POWER OF LOVE "MY BLOGGER"

Jumat, 15 Maret 2013

Filsafat Pendidikan Islam


TINJAUAN FILOSOFIS
TENTANG HEREDITAS DAN LINGKUNGAN

Makalah ini dibuat untuk memenuhi tugas mata kuliah Filsafat Pendidikan Islam
Dosen Pengampu :  Drs.
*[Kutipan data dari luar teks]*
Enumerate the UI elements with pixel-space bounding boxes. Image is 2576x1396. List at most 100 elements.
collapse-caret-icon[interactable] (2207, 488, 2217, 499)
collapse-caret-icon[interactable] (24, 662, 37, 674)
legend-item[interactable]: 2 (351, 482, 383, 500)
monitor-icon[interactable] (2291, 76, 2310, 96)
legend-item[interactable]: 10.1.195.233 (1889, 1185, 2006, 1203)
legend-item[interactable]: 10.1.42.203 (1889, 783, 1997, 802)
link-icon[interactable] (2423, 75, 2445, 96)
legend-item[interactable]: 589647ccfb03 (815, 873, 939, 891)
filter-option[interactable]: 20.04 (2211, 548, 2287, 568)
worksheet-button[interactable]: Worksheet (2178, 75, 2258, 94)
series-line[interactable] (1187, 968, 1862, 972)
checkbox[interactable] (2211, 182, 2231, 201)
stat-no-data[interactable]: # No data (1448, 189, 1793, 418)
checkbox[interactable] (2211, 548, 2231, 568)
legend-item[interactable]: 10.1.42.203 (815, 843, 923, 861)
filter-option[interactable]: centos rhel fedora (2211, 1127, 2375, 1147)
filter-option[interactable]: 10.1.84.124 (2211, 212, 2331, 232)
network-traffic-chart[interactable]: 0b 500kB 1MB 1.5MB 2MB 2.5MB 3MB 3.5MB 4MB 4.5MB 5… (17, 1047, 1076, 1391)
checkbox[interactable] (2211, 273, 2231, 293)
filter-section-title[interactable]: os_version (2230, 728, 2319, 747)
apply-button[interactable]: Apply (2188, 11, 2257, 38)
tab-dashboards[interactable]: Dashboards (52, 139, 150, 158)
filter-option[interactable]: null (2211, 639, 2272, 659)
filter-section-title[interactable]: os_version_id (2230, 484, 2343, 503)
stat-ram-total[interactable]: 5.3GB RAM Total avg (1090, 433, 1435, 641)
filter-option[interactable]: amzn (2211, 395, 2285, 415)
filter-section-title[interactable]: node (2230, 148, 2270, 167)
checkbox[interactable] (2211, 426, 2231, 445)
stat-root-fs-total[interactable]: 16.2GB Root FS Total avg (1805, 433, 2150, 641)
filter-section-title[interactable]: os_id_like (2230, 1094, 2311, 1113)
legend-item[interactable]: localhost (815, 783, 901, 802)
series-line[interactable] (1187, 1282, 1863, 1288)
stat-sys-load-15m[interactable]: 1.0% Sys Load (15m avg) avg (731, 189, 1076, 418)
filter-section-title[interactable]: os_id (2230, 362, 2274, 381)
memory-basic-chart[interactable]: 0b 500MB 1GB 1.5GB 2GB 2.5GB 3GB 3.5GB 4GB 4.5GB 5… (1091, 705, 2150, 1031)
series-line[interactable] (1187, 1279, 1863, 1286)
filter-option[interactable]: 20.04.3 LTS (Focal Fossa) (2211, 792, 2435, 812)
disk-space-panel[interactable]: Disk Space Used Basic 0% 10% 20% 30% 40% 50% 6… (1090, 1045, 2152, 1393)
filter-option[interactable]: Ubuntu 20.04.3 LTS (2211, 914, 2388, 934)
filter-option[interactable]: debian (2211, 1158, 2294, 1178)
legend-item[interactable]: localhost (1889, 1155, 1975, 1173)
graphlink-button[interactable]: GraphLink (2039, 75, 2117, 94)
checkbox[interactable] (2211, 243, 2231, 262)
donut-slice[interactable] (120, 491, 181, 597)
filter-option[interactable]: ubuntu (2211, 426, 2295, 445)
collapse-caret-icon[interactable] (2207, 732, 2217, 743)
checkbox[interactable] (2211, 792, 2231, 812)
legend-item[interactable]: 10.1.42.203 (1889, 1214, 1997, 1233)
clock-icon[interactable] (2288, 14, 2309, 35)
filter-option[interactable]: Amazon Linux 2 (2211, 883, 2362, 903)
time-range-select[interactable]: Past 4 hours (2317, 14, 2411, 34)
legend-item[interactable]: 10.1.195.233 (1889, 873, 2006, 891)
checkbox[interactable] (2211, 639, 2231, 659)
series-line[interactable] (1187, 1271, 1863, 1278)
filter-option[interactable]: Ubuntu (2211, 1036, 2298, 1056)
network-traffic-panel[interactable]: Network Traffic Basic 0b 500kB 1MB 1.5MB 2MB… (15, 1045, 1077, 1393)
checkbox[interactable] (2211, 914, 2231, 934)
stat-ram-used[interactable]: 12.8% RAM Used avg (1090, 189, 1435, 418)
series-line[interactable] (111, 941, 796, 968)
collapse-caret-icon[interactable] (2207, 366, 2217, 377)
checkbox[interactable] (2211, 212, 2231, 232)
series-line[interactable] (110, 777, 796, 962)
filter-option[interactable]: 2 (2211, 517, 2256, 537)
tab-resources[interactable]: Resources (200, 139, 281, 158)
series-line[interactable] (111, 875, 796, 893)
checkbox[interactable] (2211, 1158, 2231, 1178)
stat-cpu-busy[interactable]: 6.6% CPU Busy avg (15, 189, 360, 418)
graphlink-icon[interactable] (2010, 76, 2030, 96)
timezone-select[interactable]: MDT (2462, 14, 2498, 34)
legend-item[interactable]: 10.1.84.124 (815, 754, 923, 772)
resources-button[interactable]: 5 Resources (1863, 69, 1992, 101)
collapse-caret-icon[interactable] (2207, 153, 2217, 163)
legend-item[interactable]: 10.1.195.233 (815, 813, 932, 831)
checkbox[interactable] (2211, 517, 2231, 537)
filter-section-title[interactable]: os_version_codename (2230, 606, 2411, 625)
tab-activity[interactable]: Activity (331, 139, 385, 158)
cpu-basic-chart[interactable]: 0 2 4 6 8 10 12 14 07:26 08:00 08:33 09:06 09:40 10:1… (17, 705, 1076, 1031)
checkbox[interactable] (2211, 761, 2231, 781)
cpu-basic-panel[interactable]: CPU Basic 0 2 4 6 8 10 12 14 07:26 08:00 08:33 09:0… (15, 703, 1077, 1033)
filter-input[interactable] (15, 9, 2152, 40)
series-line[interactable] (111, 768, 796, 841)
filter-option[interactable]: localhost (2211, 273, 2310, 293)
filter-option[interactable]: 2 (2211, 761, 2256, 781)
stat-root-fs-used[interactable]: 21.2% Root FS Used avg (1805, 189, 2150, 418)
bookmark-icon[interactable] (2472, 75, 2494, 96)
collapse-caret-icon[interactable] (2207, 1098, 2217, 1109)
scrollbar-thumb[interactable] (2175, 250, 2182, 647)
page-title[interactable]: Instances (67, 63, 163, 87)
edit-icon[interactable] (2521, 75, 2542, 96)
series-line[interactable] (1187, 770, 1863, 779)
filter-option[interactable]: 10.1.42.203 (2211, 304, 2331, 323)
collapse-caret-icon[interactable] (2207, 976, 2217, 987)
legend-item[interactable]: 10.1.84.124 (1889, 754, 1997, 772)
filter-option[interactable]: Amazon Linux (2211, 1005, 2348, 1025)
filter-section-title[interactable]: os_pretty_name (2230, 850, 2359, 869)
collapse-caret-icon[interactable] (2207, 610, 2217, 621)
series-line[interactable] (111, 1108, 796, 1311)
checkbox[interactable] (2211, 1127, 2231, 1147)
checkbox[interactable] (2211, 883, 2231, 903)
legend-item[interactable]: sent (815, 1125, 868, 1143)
H. Mangun Budiyanto, M. Si



Oleh :
                      1.   Elly Susanti                          (11470048)     
                      2.   Umi Haniatul Khamidah       (11470063)
                      3.    Nur Arifah Ahsanti              (11470064)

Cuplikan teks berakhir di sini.